緊急時には避難所として国民を受け入れる場所としているため安全性が高いため、住民が多い。

その分騒がしくもある。


「こちらは出迎えも随分と手厚いのですね」


塀の前に並んだ騎士たちを見たブレンダがそう口にすると、殿下は口角を上げる。


「まあ、戦が無くなれば仕事が減るものも多いからな。

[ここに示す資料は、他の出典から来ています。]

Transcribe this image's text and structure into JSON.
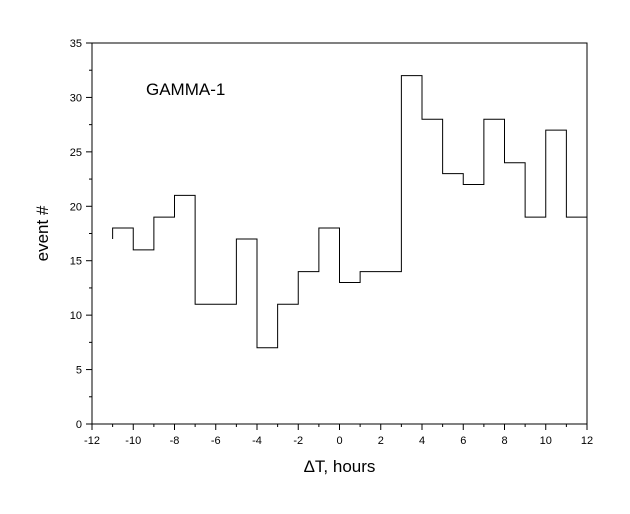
{
  "chart_data": {
    "type": "line",
    "step": true,
    "title": "",
    "annotation": "GAMMA-1",
    "xlabel": "ΔT, hours",
    "ylabel": "event #",
    "xlim": [
      -12,
      12
    ],
    "ylim": [
      0,
      35
    ],
    "xticks": [
      -12,
      -10,
      -8,
      -6,
      -4,
      -2,
      0,
      2,
      4,
      6,
      8,
      10,
      12
    ],
    "yticks": [
      0,
      5,
      10,
      15,
      20,
      25,
      30,
      35
    ],
    "xtick_labels": [
      "-12",
      "-10",
      "-8",
      "-6",
      "-4",
      "-2",
      "0",
      "2",
      "4",
      "6",
      "8",
      "10",
      "12"
    ],
    "ytick_labels": [
      "0",
      "5",
      "10",
      "15",
      "20",
      "25",
      "30",
      "35"
    ],
    "x_minor_step": 1,
    "y_minor_step": 2.5,
    "grid": false,
    "series": [
      {
        "bin_edges": [
          -11,
          -10,
          -9,
          -8,
          -7,
          -6,
          -5,
          -4,
          -3,
          -2,
          -1,
          0,
          1,
          2,
          3,
          4,
          5,
          6,
          7,
          8,
          9,
          10,
          11,
          12
        ],
        "values": [
          18,
          16,
          19,
          21,
          11,
          11,
          17,
          7,
          11,
          14,
          18,
          13,
          14,
          14,
          32,
          28,
          23,
          22,
          28,
          24,
          19,
          27,
          19
        ],
        "start_value": 17
      }
    ]
  }
}
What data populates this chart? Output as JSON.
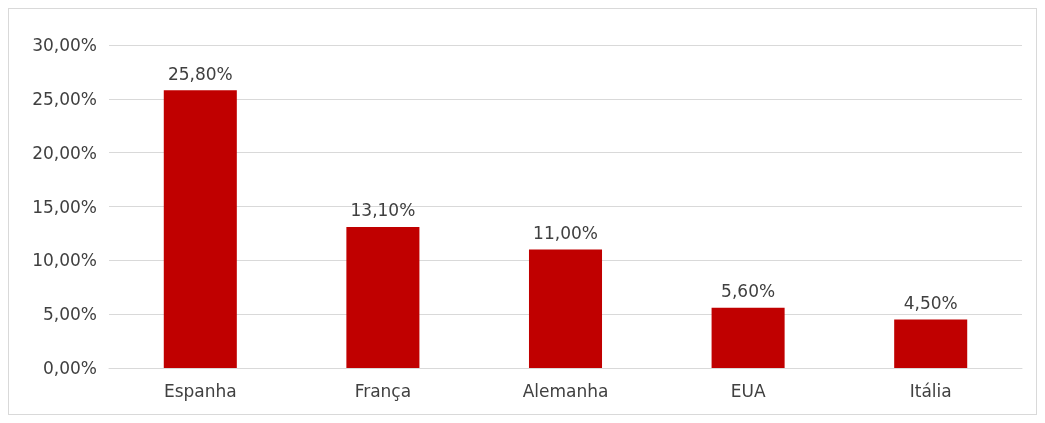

それに今回の客人の多くが、前回の同行者だろう。同士の顔をいち早く拝むのだと志願した者が多かったのだ」


そう言うと彼はケインを見た。

ケインは言われて、改めてその隊列を見る。

そしてその中には確かに、戦地でお世話になった人が混ざっていた。


「確かに、あの時同じ隊にいた方が数人見えますね」


他の騎士たちも最初は出迎えに緊張した面持ちだったが、面識がある人間を見つけたのか、表情がほころんでいる。

我が国はともかく、彼の国は戦争大国だ。

次に会える補償などないと覚悟をしていただけに再会の喜びはひとしおだ。

ケインの表情から言いたいことを読み取ったのか、殿下が言う。


「騎士同士における再開の場は改めて設けるつもりだ。まずは中央の国民に顔見せをしてもらいたい」


それを聞いたケインは殿下に黙って頭を下げた。



少し離れた場所からでも、中が見えるくらい大きな門だ。

馬車だけではなく、騎馬の護衛が並んでも通れる余裕がある。

そして太い道が一本、奥に向けて続いていることがわかる。

これもきっと騎士たちが出兵する際、一度に出ることを優先した結果だろう。

エレナ以外は似たようなことを考えていたが、それを誰も口には出さなかった。

一方、中の様子を伺うと、にすでに人が集まっているのもわかる。

先ほどの街より人が多いのは人口が多いからだろう。

けれど離れてみる限りその中に悪意は感じられない。

先ほどの街で一度歓迎ムードを味わったこともあり、ここでも大丈夫だろうと、非難に対する警戒を緩め、パレードの本番と同じようにクリスは笑顔を作った。

他のメンバーも同様に気持ちをパレード仕様に切り替える。

その状態で、いよいよ馬車は彼の国の中央と呼ばれる区域に踏み入ることになった。